Researchers are evaluating the effectiveness of dotinurad compared to allopurinol in lowering serum uric acid (sUA) levels at 24 weeks in adults with tophaceous gout. This condition involves the presence of measurable tophi, or deposits of uric acid crystals, in joints such as hands, wrists, feet, or ankles. The study is a Phase 3, randomized, double-blind, multicenter trial focused on adults aged 18 to 75 years who have had gout for at least one year. Participants receive either dotinurad or allopurinol in over-encapsulated tablet form, taken orally. The treatments are compared to see which better lowers sUA levels below 5.0 mg/dL after 24 weeks. The study includes a screening period before treatment begins, during which eligibility is confirmed, including measurements of tophi size and uric acid levels. During the study, participants will have regular assessments to monitor serum uric acid levels and the size of tophi. Safety and side effects will also be monitored throughout the 24-week treatment period. The main outcome is the percentage of participants who achieve sUA levels less than 5.0 mg/dL at week 24, helping to understand the comparative efficacy and safety of the two medications.

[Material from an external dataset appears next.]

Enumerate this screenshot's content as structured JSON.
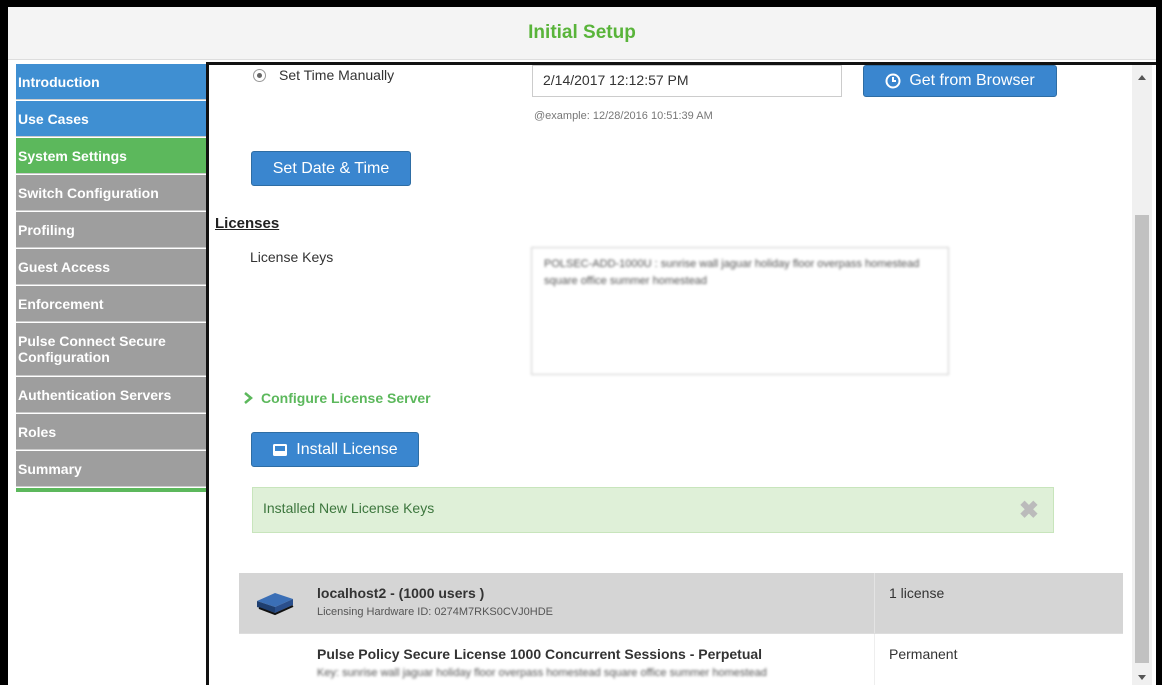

Researchers are evaluating VERVE-102, an investigational drug using base-editing technology, in patients with heterozygous familial hypercholesterolemia (HeFH) or premature coronary artery disease (CAD) who need additional lowering of low-density lipoprotein cholesterol (LDL-C). This open-label Phase 1b study aims to assess the safety and pharmacodynamic effects of VERVE-102 by disrupting the PCSK9 gene expression in the liver to reduce circulating PCSK9 and LDL-C. Participants will receive VERVE-102 through an intravenous infusion in a single ascending dose format. The study is designed to observe how the body responds to different dose levels of this investigational drug. There are no comparator groups listed, and the treatment is administered only once during the study. Throughout the study, participants will be monitored for treatment-emergent adverse events and serious adverse events for up to 365 days after receiving VERVE-102. Regular safety and laboratory evaluations will be conducted to assess the drug's safety profile. The total participation duration includes this one-year follow-up period to track any potential side effects or reactions.

Researchers are evaluating the effectiveness and safety of empasiprubart compared to intravenous immunoglobulin (IVIg) in adults diagnosed with Multifocal Motor Neuropathy (MMN). This Phase 3 study includes a double-blinded phase where participants receive either empasiprubart or IVIg, followed by an open-label phase where all receive empasiprubart. The study aims to assess treatment impact over a maximum duration of up to 49 months. Participants receive intravenous infusions of either empasiprubart or IVIg during the double-blinded phase, with matching placebo infusions given to maintain blinding. In the open-label phase, all participants are given empasiprubart infusions. The study carefully monitors treatments and their effects throughout these periods. Participants undergo assessments including measuring changes in grip strength of their most affected hand, using a 3-day moving average at week 24 as the primary outcome. Safety and efficacy are tracked throughout the study duration, with detailed follow-up visits and evaluations to monitor participant response and well-being during the study period.